A perte de vue
L’océan. À perte de vue. L’incessante hésitation de ses jeux de lumière où s’échangent le vert, le bleu, le gris et le blanc de l’écume. Et puis l’aveuglant compas du soleil traçant, d’un bord à l’autre du regard, la fine blessure de l’horizon. Séparant les eaux d’en haut des eaux d’en bas. Tes yeux vont et viennent. Concentrent leur faisceau. L’élargissent. Embrassent. Reviennent au même point. Distinguent. Déchiffrent. Recommencent. Le plaisir en est aussi vaste qu’incertain.

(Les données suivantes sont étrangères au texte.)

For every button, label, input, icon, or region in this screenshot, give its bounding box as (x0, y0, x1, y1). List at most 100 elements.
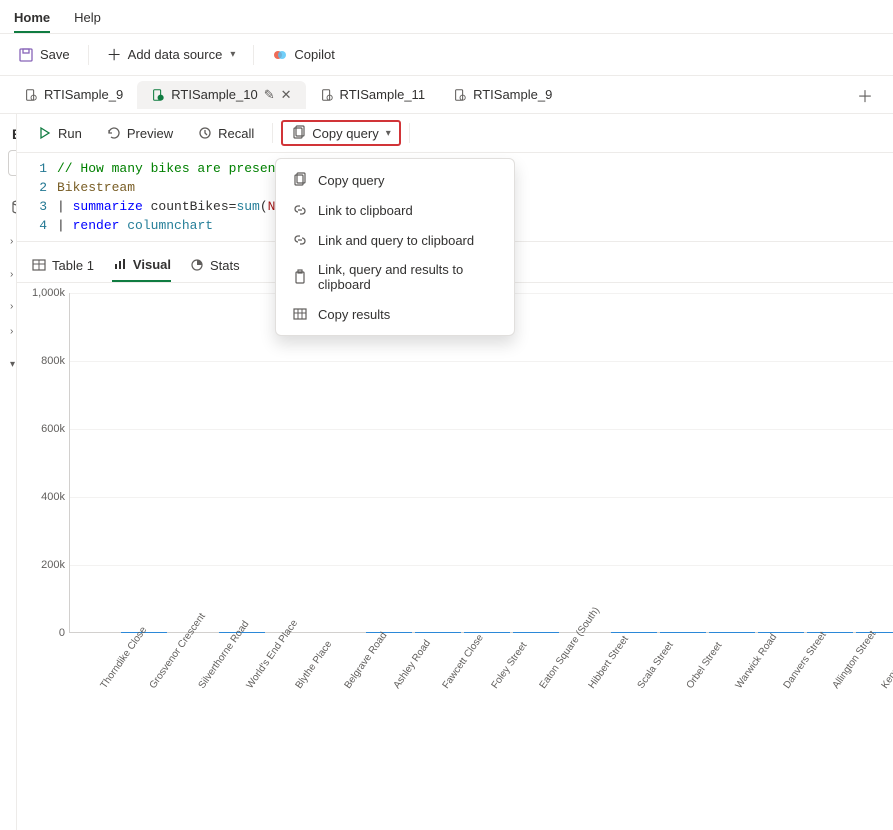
dropdown-item[interactable]: Link and query to clipboard (282, 225, 508, 255)
file-tab-label: RTISample_10 (171, 87, 257, 102)
line-number: 1 (17, 159, 47, 178)
y-tick-label: 600k (41, 423, 65, 435)
link-icon (292, 232, 308, 248)
y-tick-label: 200k (41, 559, 65, 571)
y-tick-label: 400k (41, 491, 65, 503)
separator (409, 123, 410, 143)
refresh-icon (106, 125, 122, 141)
plus-icon: ＋ (107, 44, 122, 65)
data-sources-header[interactable]: ▾ Data sources (8, 344, 12, 384)
chart-icon (112, 256, 128, 272)
dropdown-item[interactable]: Link, query and results to clipboard (282, 255, 508, 299)
tree-section[interactable]: ›Functions (8, 319, 12, 344)
gridline (70, 429, 893, 430)
clipboard-icon (292, 269, 308, 285)
x-tick-label: Allington Street (831, 647, 866, 691)
save-icon (18, 47, 34, 63)
x-tick-label: Danvers Street (782, 647, 817, 691)
data-source-item[interactable]: ›Trenderhelp (8, 667, 17, 701)
tab-stats-label: Stats (210, 258, 240, 273)
copilot-button[interactable]: Copilot (264, 43, 342, 67)
run-button[interactable]: Run (27, 120, 92, 146)
copilot-icon (272, 47, 288, 63)
x-tick-label: Grosvenor Crescent (147, 647, 182, 691)
file-icon (320, 88, 334, 102)
edit-icon[interactable]: ✎ (264, 87, 275, 103)
data-source-item[interactable]: ›SampleIoTDatahelp (8, 497, 17, 531)
file-tab-label: RTISample_9 (473, 87, 552, 102)
file-icon (453, 88, 467, 102)
dropdown-item[interactable]: Copy query (282, 165, 508, 195)
tab-table[interactable]: Table 1 (31, 252, 94, 282)
file-tab[interactable]: RTISample_10 ✎ ✕ (137, 81, 305, 109)
data-source-item[interactable]: ›SampleLogshelp (8, 531, 17, 565)
data-source-item[interactable]: ›FindMyPartnerhelp (8, 463, 17, 497)
y-tick-label: 1,000k (32, 287, 65, 299)
tab-stats[interactable]: Stats (189, 252, 240, 282)
dropdown-item[interactable]: Copy results (282, 299, 508, 329)
file-tab[interactable]: RTISample_11 (306, 81, 440, 108)
preview-button[interactable]: Preview (96, 120, 183, 146)
tree-section[interactable]: ›Shortcuts (8, 294, 12, 319)
data-source-item[interactable]: ›SecurityLogshelp (8, 633, 17, 667)
recall-label: Recall (218, 126, 254, 141)
x-tick-label: Hibbert Street (587, 647, 622, 691)
menu-help[interactable]: Help (74, 6, 101, 33)
separator (272, 123, 273, 143)
x-tick-label: Eaton Square (South) (538, 647, 573, 691)
separator (253, 45, 254, 65)
menu-home[interactable]: Home (14, 6, 50, 33)
tree-section[interactable]: ›Materialized View (8, 254, 12, 294)
data-source-item[interactable]: ›SampleMetricshelp (8, 565, 17, 599)
dropdown-item-label: Link to clipboard (318, 203, 413, 218)
tree-section[interactable]: ›Tables (8, 229, 12, 254)
x-tick-label: Thorndike Close (99, 647, 134, 691)
column-chart: 0200k400k600k800k1,000k Thorndike CloseG… (17, 283, 893, 830)
chevron-right-icon: › (10, 236, 13, 247)
gridline (70, 497, 893, 498)
line-number: 3 (17, 197, 47, 216)
dropdown-item-label: Copy query (318, 173, 384, 188)
data-source-item[interactable]: ›ContosoSaleshelp (8, 429, 17, 463)
chevron-right-icon: › (10, 269, 13, 280)
x-tick-label: Silverthorne Road (196, 647, 231, 691)
recall-button[interactable]: Recall (187, 120, 264, 146)
x-tick-label: Blythe Place (294, 647, 329, 691)
data-source-item[interactable]: ✓RTISample_9trd-hjut526m017k35xgdc.z3 (8, 384, 17, 429)
dropdown-item-label: Copy results (318, 307, 390, 322)
chevron-right-icon: › (10, 326, 13, 337)
chevron-down-icon: ▾ (10, 359, 15, 370)
tab-visual[interactable]: Visual (112, 252, 171, 282)
file-tab-label: RTISample_11 (340, 87, 426, 102)
history-icon (197, 125, 213, 141)
add-data-source-label: Add data source (128, 47, 223, 62)
file-tab[interactable]: RTISample_9 (439, 81, 566, 108)
x-tick-label: Belgrave Road (343, 647, 378, 691)
add-tab-button[interactable]: ＋ (847, 77, 883, 113)
x-tick-label: Kensington Olympia Station (880, 647, 893, 691)
copy-query-dropdown: Copy query Link to clipboard Link and quer… (275, 158, 515, 336)
table-icon (31, 257, 47, 273)
save-button[interactable]: Save (10, 43, 78, 67)
copy-icon (291, 125, 307, 141)
dropdown-item-label: Link, query and results to clipboard (318, 262, 498, 292)
x-tick-label: Warwick Road (733, 647, 768, 691)
database-icon (10, 199, 17, 215)
stats-icon (189, 257, 205, 273)
line-number: 4 (17, 216, 47, 235)
file-tab-label: RTISample_9 (44, 87, 123, 102)
dropdown-item[interactable]: Link to clipboard (282, 195, 508, 225)
data-source-item[interactable]: ›Sampleshelp (8, 599, 17, 633)
close-icon[interactable]: ✕ (281, 87, 292, 103)
file-icon (151, 88, 165, 102)
x-tick-label: Scala Street (635, 647, 670, 691)
copy-query-label: Copy query (312, 126, 378, 141)
file-icon (24, 88, 38, 102)
y-tick-label: 0 (59, 627, 65, 639)
chevron-down-icon: ▾ (386, 128, 391, 139)
file-tab[interactable]: RTISample_9 (10, 81, 137, 108)
search-input[interactable] (8, 150, 17, 176)
copy-query-button[interactable]: Copy query ▾ (281, 120, 401, 146)
add-data-source-button[interactable]: ＋ Add data source ▾ (99, 40, 244, 69)
x-tick-label: Foley Street (489, 647, 524, 691)
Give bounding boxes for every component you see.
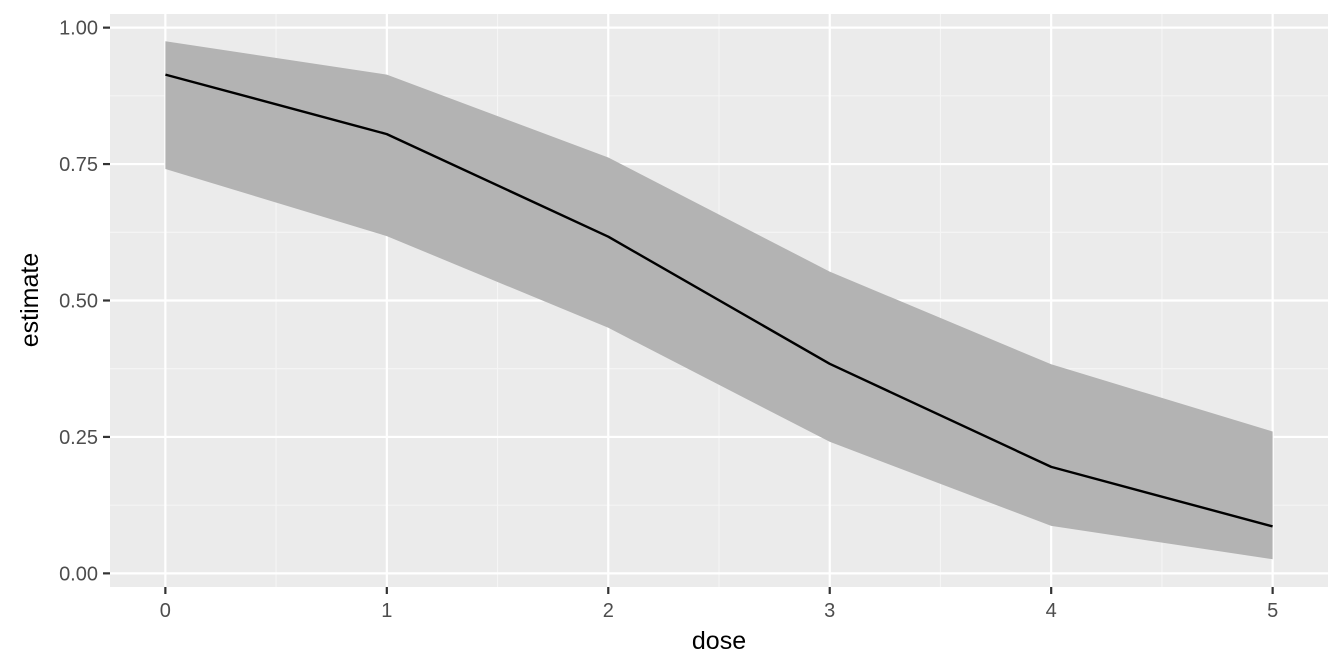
estimate-line [165, 73, 1273, 528]
x-axis-title: dose [692, 627, 746, 655]
y-tick-label: 0.75 [59, 154, 98, 176]
x-tick-label: 5 [1267, 600, 1278, 622]
x-tick-label: 0 [160, 600, 171, 622]
series-line-group [165, 73, 1273, 528]
y-tick-label: 0.25 [59, 427, 98, 449]
y-tick-label: 0.00 [59, 563, 98, 585]
y-tick-label: 1.00 [59, 18, 98, 40]
y-axis: 0.00 0.25 0.50 0.75 1.00 [59, 18, 110, 585]
grid-major [110, 14, 1328, 587]
x-tick-label: 4 [1046, 600, 1057, 622]
x-tick-label: 3 [824, 600, 835, 622]
x-tick-label: 1 [381, 600, 392, 622]
x-axis: 0 1 2 3 4 5 [160, 587, 1278, 622]
x-tick-label: 2 [603, 600, 614, 622]
y-tick-label: 0.50 [59, 291, 98, 313]
y-axis-title: estimate [16, 253, 44, 347]
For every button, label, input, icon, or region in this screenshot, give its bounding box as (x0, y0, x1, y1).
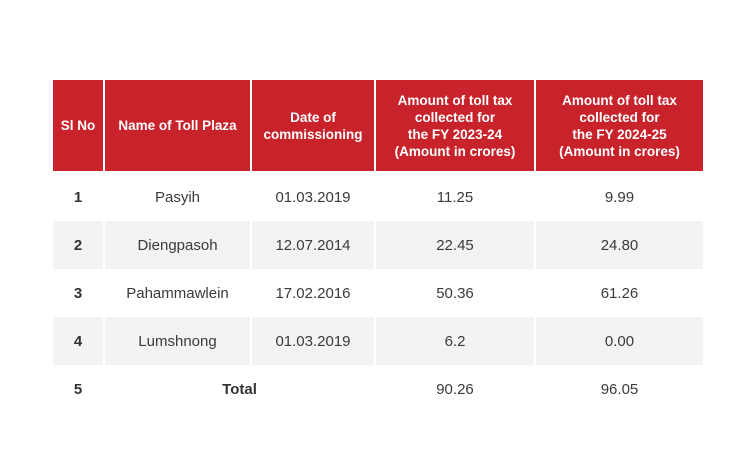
column-header-sl-no: Sl No (53, 80, 103, 171)
cell-amount-fy-2023-24: 11.25 (436, 188, 474, 206)
cell-sl-no: 5 (73, 380, 83, 398)
column-header-amount-fy-2023-24: Amount of toll tax collected for the FY … (376, 80, 534, 171)
cell-sl-no: 3 (73, 284, 83, 302)
cell-amount-fy-2024-25: 0.00 (536, 317, 703, 365)
cell-date: 12.07.2014 (252, 221, 374, 269)
total-amount-fy-2023-24: 90.26 (436, 380, 474, 398)
toll-collection-table: Sl No Name of Toll Plaza Date of commiss… (53, 80, 704, 413)
cell-amount-fy-2023-24: 50.36 (436, 284, 474, 302)
cell-toll-plaza-name: Pasyih (154, 188, 201, 206)
cell-amount-fy-2024-25: 61.26 (600, 284, 639, 302)
column-header-date-of-commissioning: Date of commissioning (252, 80, 374, 171)
cell-amount-fy-2023-24: 6.2 (376, 317, 534, 365)
column-header-toll-plaza-name: Name of Toll Plaza (105, 80, 250, 171)
cell-toll-plaza-name: Lumshnong (105, 317, 250, 365)
column-header-amount-fy-2024-25: Amount of toll tax collected for the FY … (536, 80, 703, 171)
cell-toll-plaza-name: Pahammawlein (126, 284, 229, 302)
cell-sl-no: 2 (53, 221, 103, 269)
cell-date: 01.03.2019 (252, 317, 374, 365)
cell-toll-plaza-name: Diengpasoh (105, 221, 250, 269)
total-label: Total (222, 380, 257, 398)
cell-sl-no: 4 (53, 317, 103, 365)
cell-sl-no: 1 (73, 188, 83, 206)
cell-date: 17.02.2016 (275, 284, 351, 302)
cell-amount-fy-2024-25: 9.99 (604, 188, 635, 206)
cell-amount-fy-2024-25: 24.80 (536, 221, 703, 269)
total-amount-fy-2024-25: 96.05 (600, 380, 639, 398)
cell-amount-fy-2023-24: 22.45 (376, 221, 534, 269)
cell-date: 01.03.2019 (275, 188, 351, 206)
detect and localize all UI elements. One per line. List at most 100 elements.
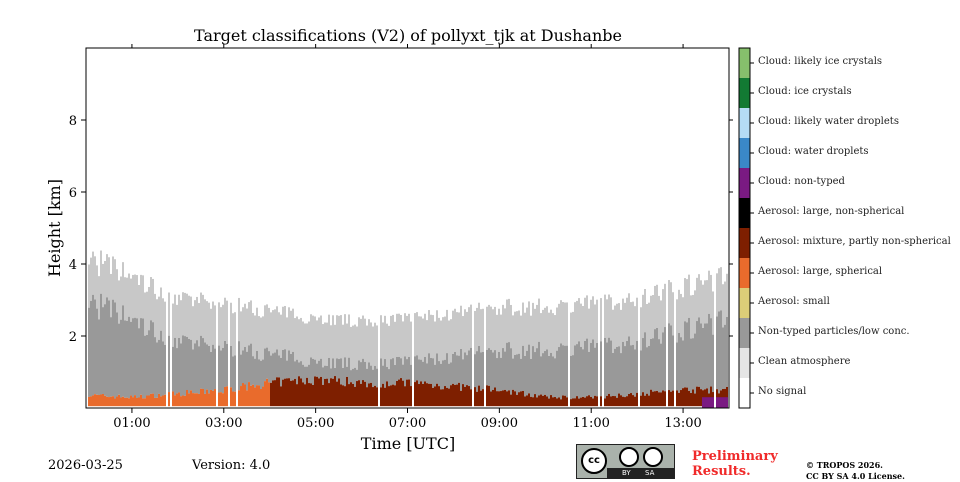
cell-clean-sparse: [174, 294, 176, 338]
cell-non-typed: [150, 320, 152, 394]
cell-aerosol: [192, 393, 194, 407]
cell-non-typed: [658, 339, 660, 393]
cell-non-typed: [106, 297, 108, 397]
cell-clean-sparse: [310, 314, 312, 358]
legend-label: Cloud: likely water droplets: [758, 116, 899, 127]
copyright-line-1: © TROPOS 2026.: [806, 460, 883, 470]
cell-clean-sparse: [580, 303, 582, 347]
cell-non-typed: [118, 323, 120, 395]
cell-clean-sparse: [488, 304, 490, 349]
cell-aerosol: [384, 387, 386, 407]
cell-aerosol: [392, 384, 394, 407]
cell-clean-sparse: [348, 314, 350, 358]
cell-aerosol: [434, 386, 436, 407]
preliminary-line-2: Results.: [692, 464, 751, 479]
cell-clean-sparse: [252, 312, 254, 357]
cell-non-typed: [664, 327, 666, 392]
cell-non-typed: [224, 340, 226, 387]
cell-aerosol: [386, 381, 388, 407]
cell-non-typed: [630, 345, 632, 394]
cell-aerosol: [156, 397, 158, 407]
cell-clean-sparse: [132, 274, 134, 319]
cell-aerosol: [114, 398, 116, 407]
cell-aerosol: [610, 396, 612, 407]
cell-clean-sparse: [684, 278, 686, 322]
cell-aerosol: [244, 384, 246, 407]
cell-non-typed: [348, 357, 350, 385]
cell-clean-sparse: [544, 307, 546, 352]
cell-non-typed: [304, 366, 306, 385]
cell-aerosol: [184, 395, 186, 407]
legend-label: Clean atmosphere: [758, 356, 851, 367]
cell-non-typed: [310, 357, 312, 384]
cell-aerosol: [586, 396, 588, 407]
cell-aerosol: [628, 393, 630, 407]
cell-clean-sparse: [374, 322, 376, 366]
cell-aerosol: [276, 377, 278, 407]
legend-label: Cloud: likely ice crystals: [758, 56, 883, 67]
cell-aerosol: [96, 394, 98, 407]
cell-aerosol: [682, 388, 684, 407]
legend-label: Cloud: ice crystals: [758, 86, 852, 97]
cell-non-typed: [96, 308, 98, 395]
cell-clean-sparse: [600, 298, 602, 342]
cell-clean-sparse: [622, 298, 624, 342]
cell-aerosol: [414, 382, 416, 407]
cell-non-typed: [264, 348, 266, 382]
sa-icon: [643, 447, 663, 467]
y-tick-label: 6: [69, 186, 77, 201]
cell-aerosol: [654, 391, 656, 407]
cell-non-typed: [218, 345, 220, 393]
copyright-line-2: CC BY SA 4.0 License.: [806, 471, 905, 481]
cell-aerosol: [520, 391, 522, 407]
cell-clean-sparse: [630, 302, 632, 346]
cell-cloud-non-typed: [702, 397, 704, 408]
cell-aerosol: [636, 392, 638, 407]
cell-aerosol: [104, 395, 106, 407]
cell-non-typed: [436, 353, 438, 384]
cell-aerosol: [658, 392, 660, 407]
cell-non-typed: [610, 340, 612, 397]
cell-aerosol: [726, 386, 728, 407]
cell-aerosol: [256, 385, 258, 407]
cell-aerosol: [296, 384, 298, 407]
cell-non-typed: [384, 359, 386, 388]
cell-non-typed: [182, 335, 184, 396]
cell-clean-sparse: [458, 312, 460, 356]
cell-clean-sparse: [100, 250, 102, 294]
cell-aerosol: [160, 396, 162, 407]
cell-clean-sparse: [434, 321, 436, 365]
cell-aerosol: [504, 389, 506, 407]
cell-aerosol: [100, 394, 102, 407]
cell-non-typed: [306, 366, 308, 378]
cell-non-typed: [194, 343, 196, 394]
cell-aerosol: [310, 383, 312, 407]
cell-aerosol: [128, 398, 130, 407]
cell-aerosol: [106, 396, 108, 407]
cell-non-typed: [184, 336, 186, 396]
cell-aerosol: [340, 384, 342, 407]
cell-aerosol: [252, 384, 254, 407]
cell-non-typed: [454, 351, 456, 385]
cell-non-typed: [400, 358, 402, 379]
cell-non-typed: [466, 355, 468, 386]
cell-clean-sparse: [670, 282, 672, 326]
cell-clean-sparse: [616, 303, 618, 347]
cell-aerosol: [288, 378, 290, 407]
cell-aerosol: [460, 390, 462, 407]
cell-non-typed: [558, 347, 560, 398]
cell-cloud-non-typed: [706, 397, 708, 408]
cell-clean-sparse: [418, 316, 420, 360]
cell-non-typed: [180, 343, 182, 397]
cell-non-typed: [460, 348, 462, 391]
cell-clean-sparse: [88, 264, 90, 308]
cell-aerosol: [388, 386, 390, 407]
cell-clean-sparse: [96, 265, 98, 309]
cell-aerosol: [116, 396, 118, 407]
cell-non-typed: [572, 355, 574, 399]
cell-aerosol: [92, 395, 94, 407]
cell-non-typed: [554, 358, 556, 398]
cell-aerosol: [696, 386, 698, 407]
cell-non-typed: [656, 327, 658, 391]
cell-aerosol: [118, 394, 120, 407]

Tu ne sais que faire de cette émotion. Tu voudrais la conserver, lui donner la netteté d’un signe. Mais elle oscille sans cesse, s’accroît, diminue, s’affirme, se retire de nouveau à la façon des vagues. Tu ne peux l’habiter, t’y installer, en jouir durablement. Tu ne peux que dériver en elle, flotter, consentir à ce voyage hésitant de ton regard et de ta chair. Tu auscultes en toi, à tout hasard, le mot beauté, prêtes l’oreille aux battements de son cœur vide, cherches un autre mot, n’en trouves pas.
Y aurait-il un art secret du regard, un art capable d’alimenter sans fin le plaisir de voir ? Y aurait-il une façon d’aimer plus calmement ce genre de défaite qui fait écho à la beauté ? Il y a une telle puissance d’absence qui émane de ces moments qui nous aspirent hors de nous. La beauté n’est ni un mot, ni une chose, ni une image, rien ne peut reposer durablement sur elle. Des actes désordonnés, imprécis, maladroits se multiplient discrètement sous son nom, comment y retrouver ne serait-ce que les prémisses du savoir-faire après lequel tu cours ?
L’océan, quant à lui, continue de tourner et retourner ses vagues, étincelant et régulier comme un moteur neuf prêt à t’emmener où tu seras capable d’aller.